L'émergence des petits réacteurs modulaires (SMR) et des microréacteurs change également la donne. Contrairement aux centrales nucléaires classiques de type EPR, qui nécessitent des investissements colossaux et 10 à 15 ans de construction, ces réacteurs de plus petite capacité, généralement jusqu'à 300 MW, sont fabriqués en usine, ce qui réduit les coûts unitaires et les délais de déploiement, estimés à cinq ans dans un pays déjà expérimenté dans le domaine.

Ils offrent également des standards de sûreté renforcés, un argument de poids pour des pays ne disposant pas encore d'une expertise nucléaire solide.

Mais les défis restent nombreux. Le premier est financier : même réduits, les coûts de lancement d'un programme nucléaire demeurent élevés pour des économies souvent contraintes budgétairement. 

Le deuxième est humain et institutionnel : le continent manque cruellement d'experts formés au nucléaire, ainsi que d'organismes de régulation solides, un manque que des pays comme le Kenya ou le Ghana tentent justement de combler en collaborant étroitement avec l'Agence internationale de l'énergie atomique (AIEA).

Pour les pays africains disposant de peu ou pas d'expérience préalable, les délais de déploiement des SMR pourraient d'ailleurs s'étendre jusqu'à une douzaine d'années, loin des cinq ans annoncés pour les marchés déjà matures. 

Enfin, la mémoire des catastrophes de Tchernobyl et de Fukushima continue de peser sur l'acceptabilité sociale de cette technologie, y compris auprès de populations africaines encore peu informées sur le sujet.
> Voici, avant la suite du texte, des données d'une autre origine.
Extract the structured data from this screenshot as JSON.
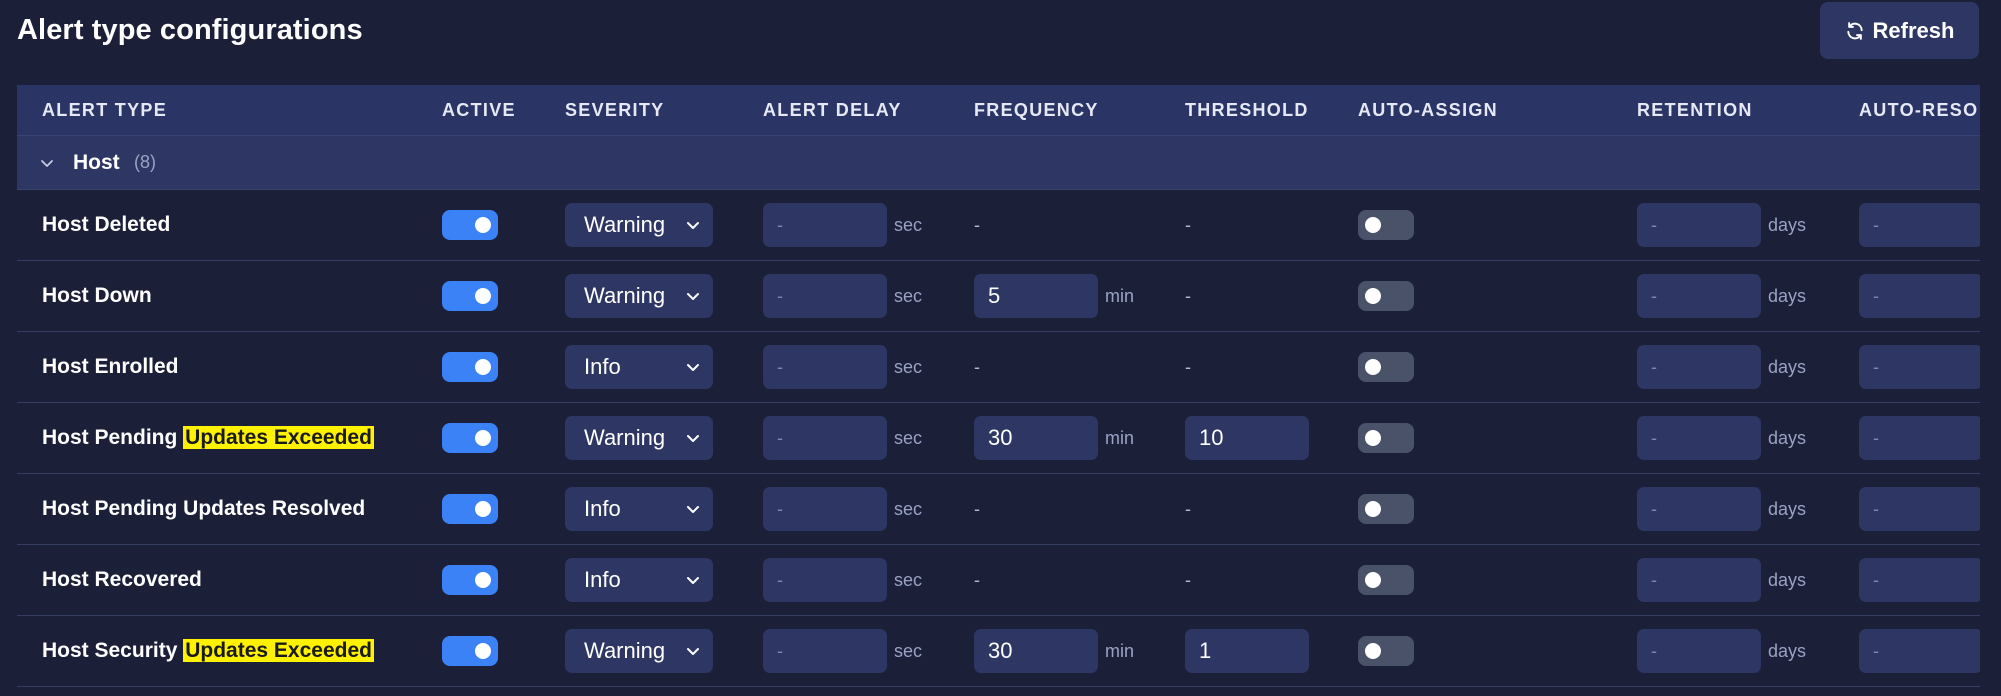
{
  "page": {
    "title": "Alert type configurations",
    "refresh_label": "Refresh"
  },
  "table": {
    "columns": [
      "ALERT TYPE",
      "ACTIVE",
      "SEVERITY",
      "ALERT DELAY",
      "FREQUENCY",
      "THRESHOLD",
      "AUTO-ASSIGN",
      "RETENTION",
      "AUTO-RESO"
    ],
    "group": {
      "label": "Host",
      "count": "(8)"
    },
    "rows": [
      {
        "name": "Host Deleted",
        "name_highlight": "",
        "active": true,
        "severity": "Warning",
        "alert_delay": "-",
        "delay_unit": "sec",
        "frequency": "-",
        "frequency_unit": "",
        "threshold": "-",
        "auto_assign": false,
        "retention": "-",
        "retention_unit": "days",
        "auto_resolve": "-"
      },
      {
        "name": "Host Down",
        "name_highlight": "",
        "active": true,
        "severity": "Warning",
        "alert_delay": "-",
        "delay_unit": "sec",
        "frequency": "5",
        "frequency_unit": "min",
        "threshold": "-",
        "auto_assign": false,
        "retention": "-",
        "retention_unit": "days",
        "auto_resolve": "-"
      },
      {
        "name": "Host Enrolled",
        "name_highlight": "",
        "active": true,
        "severity": "Info",
        "alert_delay": "-",
        "delay_unit": "sec",
        "frequency": "-",
        "frequency_unit": "",
        "threshold": "-",
        "auto_assign": false,
        "retention": "-",
        "retention_unit": "days",
        "auto_resolve": "-"
      },
      {
        "name": "Host Pending ",
        "name_highlight": "Updates Exceeded",
        "active": true,
        "severity": "Warning",
        "alert_delay": "-",
        "delay_unit": "sec",
        "frequency": "30",
        "frequency_unit": "min",
        "threshold": "10",
        "auto_assign": false,
        "retention": "-",
        "retention_unit": "days",
        "auto_resolve": "-"
      },
      {
        "name": "Host Pending Updates Resolved",
        "name_highlight": "",
        "active": true,
        "severity": "Info",
        "alert_delay": "-",
        "delay_unit": "sec",
        "frequency": "-",
        "frequency_unit": "",
        "threshold": "-",
        "auto_assign": false,
        "retention": "-",
        "retention_unit": "days",
        "auto_resolve": "-"
      },
      {
        "name": "Host Recovered",
        "name_highlight": "",
        "active": true,
        "severity": "Info",
        "alert_delay": "-",
        "delay_unit": "sec",
        "frequency": "-",
        "frequency_unit": "",
        "threshold": "-",
        "auto_assign": false,
        "retention": "-",
        "retention_unit": "days",
        "auto_resolve": "-"
      },
      {
        "name": "Host Security ",
        "name_highlight": "Updates Exceeded",
        "active": true,
        "severity": "Warning",
        "alert_delay": "-",
        "delay_unit": "sec",
        "frequency": "30",
        "frequency_unit": "min",
        "threshold": "1",
        "auto_assign": false,
        "retention": "-",
        "retention_unit": "days",
        "auto_resolve": "-"
      }
    ]
  },
  "icons": {
    "refresh": "refresh-icon",
    "group_toggle": "chevron-down-icon",
    "select_arrow": "chevron-down-icon"
  },
  "colors": {
    "background": "#1b1f38",
    "header": "#2a3566",
    "toggle_on": "#3b82f6",
    "toggle_off": "#4a5269",
    "highlight": "#fff200"
  }
}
Un accès au financement qui commence à s'ouvrir

Un tournant notable est intervenu en juin 2025, lorsque l'AIEA a signé un accord inédit avec la Banque mondiale, mettant fin à un blocage de longue date sur le soutien financier au nucléaire civil dans les pays en développement. 

Cet accord ouvre la voie à un appui technique et financier accru, avec pour priorités le partage d'expertise, la prolongation de la durée de vie des réacteurs existants et l'accélération du déploiement des SMR,  jugés mieux adaptés aux contraintes des pays à revenus modestes.

C'est dans ce contexte mouvant que le Togo affine sa propre stratégie nucléaire, misant justement sur les petits réacteurs modulaires plutôt que sur des centrales conventionnelles hors de portée financière.

Une orientation partagée par plusieurs pays africains qui voient dans cette technologie une voie plus réaliste vers l'accès à une énergie stable, décarbonée et complémentaire aux capacités solaires déjà développées.

Reste que le nucléaire, quelle que soit sa forme, ne pourra à lui seul répondre à l'urgence énergétique du continent. Il s'agira plutôt, pour la plupart des experts, d'un complément de long terme à un mix énergétique diversifié, associant solaire, hydroélectricité et, à terme, atome, à condition que les financements, les compétences et les cadres réglementaires nécessaires parviennent à suivre le rythme des ambitions affichées.